_By Ust. Harry Santosa_
Home Education (HE) atau Home based Education (HbE), sering diterjemahkan dengan pendidikan berbasis rumah.
HE sesungguhnya bukan hal baru dan bukan pilihan, tetapi kewajiban setiap orangtua untuk mendidik keluarganya, dirinya dan anak anaknya di rumahnya. HE sudah ada setua umur manusia di muka bumi, sejak zaman Nabi Adam AS.
Jadi tiada yang istimewa, biasa saja, hanya nampak "aneh" bagi para orangtua modern yang dari generasi ke generasi selama puluhan tahun menganggap tugas mendidik anak anaknya selesai ketika menyekolahkan anak anaknya, apalagi di sekolah mahal dengan kurikulum ganda.

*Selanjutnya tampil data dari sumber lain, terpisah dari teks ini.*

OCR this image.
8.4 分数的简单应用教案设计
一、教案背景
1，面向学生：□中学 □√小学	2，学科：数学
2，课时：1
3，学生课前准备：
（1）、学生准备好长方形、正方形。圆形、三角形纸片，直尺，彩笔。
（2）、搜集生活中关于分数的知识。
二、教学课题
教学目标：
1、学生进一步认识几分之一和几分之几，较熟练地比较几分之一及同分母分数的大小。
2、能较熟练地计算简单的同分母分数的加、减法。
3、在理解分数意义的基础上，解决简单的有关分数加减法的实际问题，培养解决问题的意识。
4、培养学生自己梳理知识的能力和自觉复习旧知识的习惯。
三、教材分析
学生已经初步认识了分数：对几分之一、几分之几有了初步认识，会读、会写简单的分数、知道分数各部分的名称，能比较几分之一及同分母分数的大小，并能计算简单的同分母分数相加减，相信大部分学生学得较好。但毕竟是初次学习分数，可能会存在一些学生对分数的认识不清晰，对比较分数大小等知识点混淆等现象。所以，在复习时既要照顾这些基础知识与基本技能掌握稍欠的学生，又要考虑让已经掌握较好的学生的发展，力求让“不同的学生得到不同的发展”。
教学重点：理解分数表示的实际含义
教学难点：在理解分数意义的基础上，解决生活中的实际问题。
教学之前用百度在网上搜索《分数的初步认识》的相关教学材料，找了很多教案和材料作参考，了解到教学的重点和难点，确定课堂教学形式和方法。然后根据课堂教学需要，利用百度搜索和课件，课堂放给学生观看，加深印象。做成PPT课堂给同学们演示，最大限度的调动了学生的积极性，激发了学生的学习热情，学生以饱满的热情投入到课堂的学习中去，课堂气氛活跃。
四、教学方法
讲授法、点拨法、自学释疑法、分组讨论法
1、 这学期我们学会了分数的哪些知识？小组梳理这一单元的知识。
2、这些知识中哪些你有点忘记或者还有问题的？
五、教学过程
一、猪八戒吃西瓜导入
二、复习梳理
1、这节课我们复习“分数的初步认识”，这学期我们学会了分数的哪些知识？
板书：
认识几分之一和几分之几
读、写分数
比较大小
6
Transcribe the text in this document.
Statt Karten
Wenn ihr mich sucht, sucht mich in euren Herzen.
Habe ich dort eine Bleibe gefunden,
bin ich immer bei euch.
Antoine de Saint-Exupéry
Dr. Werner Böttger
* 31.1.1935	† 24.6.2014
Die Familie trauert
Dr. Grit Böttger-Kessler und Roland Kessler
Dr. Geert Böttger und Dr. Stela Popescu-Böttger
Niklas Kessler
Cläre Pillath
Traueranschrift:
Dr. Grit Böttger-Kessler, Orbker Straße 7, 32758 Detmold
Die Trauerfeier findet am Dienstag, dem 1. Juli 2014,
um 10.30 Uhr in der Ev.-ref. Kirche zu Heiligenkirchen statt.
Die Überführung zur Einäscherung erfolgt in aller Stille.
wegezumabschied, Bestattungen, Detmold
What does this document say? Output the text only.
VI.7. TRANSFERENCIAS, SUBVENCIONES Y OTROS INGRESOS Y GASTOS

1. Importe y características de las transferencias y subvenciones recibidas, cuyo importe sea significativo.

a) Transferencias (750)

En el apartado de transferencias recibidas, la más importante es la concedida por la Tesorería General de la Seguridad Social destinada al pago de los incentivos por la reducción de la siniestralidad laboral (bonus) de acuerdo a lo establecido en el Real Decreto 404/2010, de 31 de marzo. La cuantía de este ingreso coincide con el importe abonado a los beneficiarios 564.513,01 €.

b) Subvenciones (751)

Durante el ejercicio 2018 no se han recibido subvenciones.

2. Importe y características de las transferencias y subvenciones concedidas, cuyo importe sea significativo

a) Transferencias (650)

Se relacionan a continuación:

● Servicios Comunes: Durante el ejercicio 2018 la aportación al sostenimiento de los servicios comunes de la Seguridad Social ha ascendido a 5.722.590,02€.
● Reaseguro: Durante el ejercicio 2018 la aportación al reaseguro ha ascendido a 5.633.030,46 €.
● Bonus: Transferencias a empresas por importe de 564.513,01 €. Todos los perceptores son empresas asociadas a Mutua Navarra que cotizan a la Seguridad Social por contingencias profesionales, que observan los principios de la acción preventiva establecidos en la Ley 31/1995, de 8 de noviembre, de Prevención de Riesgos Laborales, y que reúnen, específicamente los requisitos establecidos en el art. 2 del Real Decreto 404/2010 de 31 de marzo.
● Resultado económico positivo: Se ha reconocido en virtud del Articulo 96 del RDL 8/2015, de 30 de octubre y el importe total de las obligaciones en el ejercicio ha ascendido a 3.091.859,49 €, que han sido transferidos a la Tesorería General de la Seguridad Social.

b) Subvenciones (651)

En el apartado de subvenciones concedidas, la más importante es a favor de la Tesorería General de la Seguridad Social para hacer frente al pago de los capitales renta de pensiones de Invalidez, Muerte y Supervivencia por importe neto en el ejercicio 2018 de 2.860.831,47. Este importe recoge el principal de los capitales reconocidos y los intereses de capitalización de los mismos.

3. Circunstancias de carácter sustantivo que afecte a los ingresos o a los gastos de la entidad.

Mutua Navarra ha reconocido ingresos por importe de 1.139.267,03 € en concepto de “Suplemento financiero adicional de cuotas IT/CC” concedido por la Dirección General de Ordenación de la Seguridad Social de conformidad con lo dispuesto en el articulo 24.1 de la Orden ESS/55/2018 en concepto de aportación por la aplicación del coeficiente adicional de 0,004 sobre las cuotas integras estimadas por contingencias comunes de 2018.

Diantara mereka ada yang bilang, "oh tentu mendidik itu di rumah dan kewajiban kita orangtua". Namun pada kenyataannya porsi waktu menyekolahkan mengambil alih hampir semua waktu yang ada bersama anak anaknya. Sekolah penuh hari dan wacana prestasi akademis mendominasi keseharian anak. Lalu kapan porsi mendidik anaknya?
Obrolan pendidikan di rumah, selalu di bawa ke ranah persekolahan. Yang selalu jadi bahan obrolan di rumah biasanya adalah tentang ranking, nilai akademis, jumlah hafalan, sekolah favorit, les tambahan, persiapan ujian, PR dan tugas yang belum dikerjakan dstnya. Dinding kamar anak ditempeli nasehat agar rajin bersekolah agar pandai, bukan nasehat untuk menemukan kesejatian atau tumbuh menjadi diri sendiri.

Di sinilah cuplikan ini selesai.